If you know which brand of whiteboard is going to be installed then have a look at the manufacturer's site for a manual. Ditto for the projector.

Any further advice really depends on what type of room it is (permanent teaching room or multi-functional presentation room), and how people are likely to use it.

With a basic teaching room you would wire up to a wall plate and the PC would live there permanently. In a multi-functional room you might want the above plus a second PC connection point in the desk or in a floor box so that the room can be used for standard presentations where the whiteboard is simply used as a screen.

Some other questions to ask when planning ...
  • what about sound
    what about a video connection
    what type of PC to be used/will it need a signal booster

Sound is simple. Projectors have built in speakers but they're usually pretty poor. Ask if they need better sound now rather than be embarrassed after the job is done.

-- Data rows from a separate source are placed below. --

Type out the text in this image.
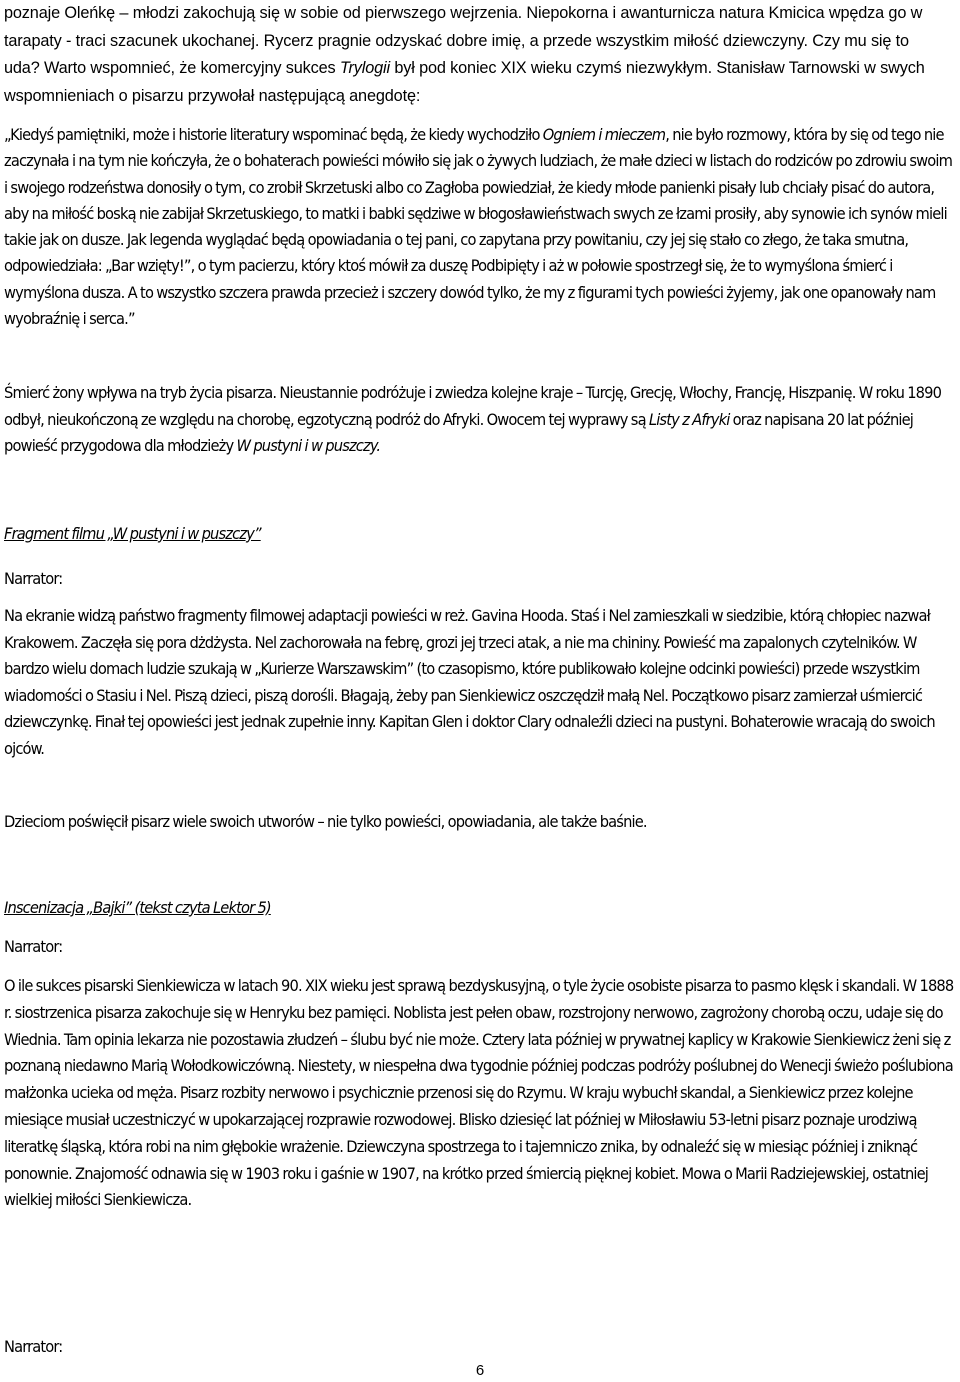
poznaje Oleńkę – młodzi zakochują się w sobie od pierwszego wejrzenia. Niepokorna i awanturnicza natura Kmicica wpędza go w tarapaty - traci szacunek ukochanej. Rycerz pragnie odzyskać dobre imię, a przede wszystkim miłość dziewczyny. Czy mu się to uda? Warto wspomnieć, że komercyjny sukces Trylogii był pod koniec XIX wieku czymś niezwykłym. Stanisław Tarnowski w swych wspomnieniach o pisarzu przywołał następującą anegdotę:

„Kiedyś pamiętniki, może i historie literatury wspominać będą, że kiedy wychodziło Ogniem i mieczem, nie było rozmowy, która by się od tego nie zaczynała i na tym nie kończyła, że o bohaterach powieści mówiło się jak o żywych ludziach, że małe dzieci w listach do rodziców po zdrowiu swoim i swojego rodzeństwa donosiły o tym, co zrobił Skrzetuski albo co Zagłoba powiedział, że kiedy młode panienki pisały lub chciały pisać do autora, aby na miłość boską nie zabijał Skrzetuskiego, to matki i babki sędziwe w błogosławieństwach swych ze łzami prosiły, aby synowie ich synów mieli takie jak on dusze. Jak legenda wyglądać będą opowiadania o tej pani, co zapytana przy powitaniu, czy jej się stało co złego, że taka smutna, odpowiedziała: „Bar wzięty!”, o tym pacierzu, który ktoś mówił za duszę Podbipięty i aż w połowie spostrzegł się, że to wymyślona śmierć i wymyślona dusza. A to wszystko szczera prawda przecież i szczery dowód tylko, że my z figurami tych powieści żyjemy, jak one opanowały nam wyobraźnię i serca.”

Śmierć żony wpływa na tryb życia pisarza. Nieustannie podróżuje i zwiedza kolejne kraje – Turcję, Grecję, Włochy, Francję, Hiszpanię. W roku 1890 odbył, nieukończoną ze względu na chorobę, egzotyczną podróż do Afryki. Owocem tej wyprawy są Listy z Afryki oraz napisana 20 lat później powieść przygodowa dla młodzieży W pustyni i w puszczy.

Fragment filmu „W pustyni i w puszczy”

Narrator:

Na ekranie widzą państwo fragmenty filmowej adaptacji powieści w reż. Gavina Hooda. Staś i Nel zamieszkali w siedzibie, którą chłopiec nazwał Krakowem. Zaczęła się pora dżdżysta. Nel zachorowała na febrę, grozi jej trzeci atak, a nie ma chininy. Powieść ma zapalonych czytelników. W bardzo wielu domach ludzie szukają w „Kurierze Warszawskim” (to czasopismo, które publikowało kolejne odcinki powieści) przede wszystkim wiadomości o Stasiu i Nel. Piszą dzieci, piszą dorośli. Błagają, żeby pan Sienkiewicz oszczędził małą Nel. Początkowo pisarz zamierzał uśmiercić dziewczynkę. Finał tej opowieści jest jednak zupełnie inny. Kapitan Glen i doktor Clary odnaleźli dzieci na pustyni. Bohaterowie wracają do swoich ojców.

Dzieciom poświęcił pisarz wiele swoich utworów – nie tylko powieści, opowiadania, ale także baśnie.

Inscenizacja „Bajki” (tekst czyta Lektor 5)

Narrator:

O ile sukces pisarski Sienkiewicza w latach 90. XIX wieku jest sprawą bezdyskusyjną, o tyle życie osobiste pisarza to pasmo klęsk i skandali. W 1888 r. siostrzenica pisarza zakochuje się w Henryku bez pamięci. Noblista jest pełen obaw, rozstrojony nerwowo, zagrożony chorobą oczu, udaje się do Wiednia. Tam opinia lekarza nie pozostawia złudzeń – ślubu być nie może. Cztery lata później w prywatnej kaplicy w Krakowie Sienkiewicz żeni się z poznaną niedawno Marią Wołodkowiczówną. Niestety, w niespełna dwa tygodnie później podczas podróży poślubnej do Wenecji świeżo poślubiona małżonka ucieka od męża. Pisarz rozbity nerwowo i psychicznie przenosi się do Rzymu. W kraju wybuchł skandal, a Sienkiewicz przez kolejne miesiące musiał uczestniczyć w upokarzającej rozprawie rozwodowej. Blisko dziesięć lat później w Miłosławiu 53-letni pisarz poznaje urodziwą literatkę śląską, która robi na nim głębokie wrażenie. Dziewczyna spostrzega to i tajemniczo znika, by odnaleźć się w miesiąc później i zniknąć ponownie. Znajomość odnawia się w 1903 roku i gaśnie w 1907, na krótko przed śmiercią pięknej kobiet. Mowa o Marii Radziejewskiej, ostatniej wielkiej miłości Sienkiewicza.

Narrator:

6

PC signal boosters is more complicated. The graphics card from the average laptop is designed to work with a 1.5m~3m monitor cable. Anything more than that is a bit of a lottery. The image loses sharpness because there isn't enough drive power to cover the signal losses down the wire. Better wire helps. I use 300 Megahertz bandwidth cable - pretty much the best you can get - which reduces the losses significantly. But even that won't help if the laptop graphic output is underpowered, and there's no easy way to check beforehand. A simple powered VGA distribution amp will help. It will boost the signal enough to counter the worst of the losses and restore the sharpness.